A delegada Juliana Rattes está à frente da Deam desde o último dia 8 de janeiro. Antes, passou foi titular na delegacia de Arraial do Cabo por três anos, na de Rio das Ostras por um ano e meio e na de Casimiro de Abreu por um ano e dez meses.

Em todo este tempo de trabalho já viu situações horríveis de agressão e até tortura. Segundo ela, trata-se de um crime diferente dos demais por envolver aspectos emocionais. 

– Não é só um crime. Envolve a família. Envolve a relação de um casal. E as vezes a mulher pensa que quer denunciar, mas pensa se quer mesmo romper com o parceiro. Porque ela só vai denunciar quando decide romper. Dificilmente vai denunciar pra continuar casada. Então é uma decisão difícil. Muitas mulheres acabam aceitando a violência, e as vezes até praticando a violência também. Muitas vezes o casal vive em um ciclo em que não é só a mulher que é agredida. As vezes os dois se agridem, só que nessa situação, a mulher é mais frágil fisicamente. Normalmente é ela que vai sair mais machucada. E outras situações que são muito mais graves em que homens agridem a mulher e ela vai aceitando. Porque foram criadas em uma sociedade machista, patriarcal, em que o homem acha ainda que tem o direito de castigar. Dizer onde pode ir em com quem pode falar. Temos diversas denúncias de pessoas trancadas dentro de casa. As vezes a mãe procura dizendo que a filha está trancada em casa pelo marido, a gente vai lá, leva para a delegacia ou conversa – explica Juliana Rattes.
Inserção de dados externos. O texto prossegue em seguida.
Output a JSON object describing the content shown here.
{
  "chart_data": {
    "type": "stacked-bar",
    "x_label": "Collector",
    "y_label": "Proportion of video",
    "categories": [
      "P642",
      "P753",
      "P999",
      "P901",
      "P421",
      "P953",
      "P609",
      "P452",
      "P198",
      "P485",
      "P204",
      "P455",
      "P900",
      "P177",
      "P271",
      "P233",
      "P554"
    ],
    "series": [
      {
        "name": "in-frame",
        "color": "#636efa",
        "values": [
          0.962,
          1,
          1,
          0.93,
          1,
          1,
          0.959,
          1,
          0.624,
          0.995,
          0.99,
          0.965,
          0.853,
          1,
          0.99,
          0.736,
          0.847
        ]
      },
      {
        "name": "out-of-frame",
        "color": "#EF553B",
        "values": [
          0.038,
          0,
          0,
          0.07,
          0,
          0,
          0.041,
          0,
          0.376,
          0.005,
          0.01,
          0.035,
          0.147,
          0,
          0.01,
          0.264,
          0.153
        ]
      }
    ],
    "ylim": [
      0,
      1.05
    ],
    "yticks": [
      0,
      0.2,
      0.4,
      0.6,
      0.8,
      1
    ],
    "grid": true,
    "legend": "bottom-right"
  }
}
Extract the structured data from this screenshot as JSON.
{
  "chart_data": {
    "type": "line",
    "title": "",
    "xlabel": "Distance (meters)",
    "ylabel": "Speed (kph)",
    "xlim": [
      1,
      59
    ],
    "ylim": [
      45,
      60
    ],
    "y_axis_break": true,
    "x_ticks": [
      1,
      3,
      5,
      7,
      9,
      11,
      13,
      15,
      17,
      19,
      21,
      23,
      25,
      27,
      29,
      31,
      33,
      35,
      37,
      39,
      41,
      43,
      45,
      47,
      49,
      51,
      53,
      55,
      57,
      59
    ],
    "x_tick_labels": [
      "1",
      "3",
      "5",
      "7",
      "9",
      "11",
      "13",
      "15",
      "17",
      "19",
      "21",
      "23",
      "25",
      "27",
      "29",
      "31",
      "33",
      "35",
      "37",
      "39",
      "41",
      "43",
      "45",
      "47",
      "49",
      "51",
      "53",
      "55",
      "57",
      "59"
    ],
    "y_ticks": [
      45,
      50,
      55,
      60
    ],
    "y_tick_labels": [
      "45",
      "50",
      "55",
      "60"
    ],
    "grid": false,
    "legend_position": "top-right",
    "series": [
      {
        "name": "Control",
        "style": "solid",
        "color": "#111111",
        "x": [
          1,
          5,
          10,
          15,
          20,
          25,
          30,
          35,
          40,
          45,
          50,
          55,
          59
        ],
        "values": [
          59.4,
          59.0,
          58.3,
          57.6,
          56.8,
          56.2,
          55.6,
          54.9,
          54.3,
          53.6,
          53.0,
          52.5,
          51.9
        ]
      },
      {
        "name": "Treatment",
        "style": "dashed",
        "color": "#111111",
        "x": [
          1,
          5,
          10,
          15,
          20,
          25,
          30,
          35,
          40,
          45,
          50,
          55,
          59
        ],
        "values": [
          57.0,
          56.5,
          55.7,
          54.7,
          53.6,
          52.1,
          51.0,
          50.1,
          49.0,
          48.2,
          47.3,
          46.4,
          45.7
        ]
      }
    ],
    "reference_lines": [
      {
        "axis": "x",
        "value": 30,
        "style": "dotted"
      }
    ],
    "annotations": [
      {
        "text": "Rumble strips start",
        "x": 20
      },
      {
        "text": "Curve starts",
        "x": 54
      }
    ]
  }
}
Média de 70 atendimentos por mês no Ceam em Cabo Frio

A Folha entrou em contato com as prefeituras de Cabo Frio, Arraial do Cabo, Búzios e São Pedro da Aldeia, solicitando dados sobre atendimentos relacionados à violência doméstica. Somente a Prefeitura de Cabo Frio forneceu os números solicitados.

No Centro de Atendimento a Mulher (Ceam) de Cabo Frio, cerca de 70 atendimentos são realizados todos os meses. No ano passado foram mais de 600 registros no total. O Ceam fica na Rua Florisbela Rosa da Penha, 292, Braga e funciona com duas equipes técnicas compostas por assistente social, advogado, psicóloga, pedagogas e orientadoras sociais.

Em Búzios os atendimentos são realizados no Centro de Referência Especializado de Assistência Social (Creas), que fica na sede da Secretaria de Desenvolvimento Social Trabalho e Renda, na Travessa dos Pescadores, 111, Centro. Em São Pedro da Aldeia, a Secretaria de Assistência Social e Direitos Humanos fica na Rua Hermógenes Freire da Costa, 19, Centro.

E em Arraial do Cabo, onde ontem foi realizado o evento “Nenhuma a menos”, na Marina dos Pescadores, quem precisar de atendimento pode procurar a Prefeitura, na Avenida da Liberdade, sem número.